L'armée coalisée perdait deux ou trois cents hommes par jour de la dysenterie.

Cependant Sa Majesté Frédéric-Guillaume tint bon pendant douze jours.

Mais nul n'était, dans toute cette armée composée d'éléments divers, plus troublé que le roi de Prusse lui-même. Il y avait schisme dans son camp, guerre civile dans sa tente, combat dans son cœur.

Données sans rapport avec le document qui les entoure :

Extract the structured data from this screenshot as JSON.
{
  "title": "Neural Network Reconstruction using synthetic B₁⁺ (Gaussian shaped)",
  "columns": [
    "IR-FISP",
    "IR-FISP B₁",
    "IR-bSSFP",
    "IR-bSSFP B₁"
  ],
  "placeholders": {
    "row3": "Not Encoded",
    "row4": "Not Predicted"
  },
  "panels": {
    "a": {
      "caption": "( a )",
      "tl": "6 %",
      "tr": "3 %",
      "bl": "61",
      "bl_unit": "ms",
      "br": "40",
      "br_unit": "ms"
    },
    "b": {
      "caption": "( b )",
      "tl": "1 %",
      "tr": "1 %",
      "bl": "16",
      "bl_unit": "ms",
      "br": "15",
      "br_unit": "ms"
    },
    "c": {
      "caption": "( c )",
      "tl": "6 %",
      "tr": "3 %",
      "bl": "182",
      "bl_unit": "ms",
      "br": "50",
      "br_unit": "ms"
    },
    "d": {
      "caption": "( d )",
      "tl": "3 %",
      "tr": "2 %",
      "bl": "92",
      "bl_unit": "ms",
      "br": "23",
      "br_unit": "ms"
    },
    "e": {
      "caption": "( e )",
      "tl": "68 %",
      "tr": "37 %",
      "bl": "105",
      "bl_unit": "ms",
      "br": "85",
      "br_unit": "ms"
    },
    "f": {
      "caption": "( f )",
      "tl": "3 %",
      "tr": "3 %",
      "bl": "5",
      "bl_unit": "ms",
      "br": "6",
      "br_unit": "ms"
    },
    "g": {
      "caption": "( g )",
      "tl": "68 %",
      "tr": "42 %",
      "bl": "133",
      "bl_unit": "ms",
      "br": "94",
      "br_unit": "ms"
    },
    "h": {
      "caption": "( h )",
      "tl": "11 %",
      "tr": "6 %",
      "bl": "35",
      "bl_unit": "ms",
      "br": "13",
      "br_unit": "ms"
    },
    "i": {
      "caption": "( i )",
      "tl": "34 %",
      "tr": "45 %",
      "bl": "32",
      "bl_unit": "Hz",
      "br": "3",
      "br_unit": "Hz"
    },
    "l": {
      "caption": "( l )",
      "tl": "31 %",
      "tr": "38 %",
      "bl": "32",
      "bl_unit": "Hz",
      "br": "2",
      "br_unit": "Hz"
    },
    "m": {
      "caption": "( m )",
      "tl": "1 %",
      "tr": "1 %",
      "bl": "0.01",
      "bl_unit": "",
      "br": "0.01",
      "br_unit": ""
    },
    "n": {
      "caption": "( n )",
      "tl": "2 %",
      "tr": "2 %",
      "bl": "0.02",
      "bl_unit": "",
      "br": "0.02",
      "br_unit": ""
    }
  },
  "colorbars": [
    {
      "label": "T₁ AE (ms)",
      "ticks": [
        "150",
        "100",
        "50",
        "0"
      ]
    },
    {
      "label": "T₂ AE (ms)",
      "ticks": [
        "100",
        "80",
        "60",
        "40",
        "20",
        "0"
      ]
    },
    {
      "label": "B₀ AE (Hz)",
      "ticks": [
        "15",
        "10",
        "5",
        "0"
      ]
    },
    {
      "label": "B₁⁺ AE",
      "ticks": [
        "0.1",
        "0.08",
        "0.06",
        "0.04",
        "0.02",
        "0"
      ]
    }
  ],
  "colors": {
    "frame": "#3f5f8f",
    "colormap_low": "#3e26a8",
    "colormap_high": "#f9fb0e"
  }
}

Le roi avait une maîtresse qu'il adorait. Les femmes n'aiment pas la guerre; la comtesse de Lichtenau était à la tête du parti des pacifiques; elle s'était avancée jusqu'à Spa et n'osait aller plus loin.

Elle craignait pour la vie de son royal amant, bien plus encore pour son cœur; les fêtes qu'on lui avait données à Verdun, ces vierges voilées qui avaient été au-devant de lui avec des fleurs et des dragées, n'étaient aucunement rassurantes. On voile souvent les vilains visages; mais plus souvent encore les beaux. Elle écrivait au roi des lettres désespérées.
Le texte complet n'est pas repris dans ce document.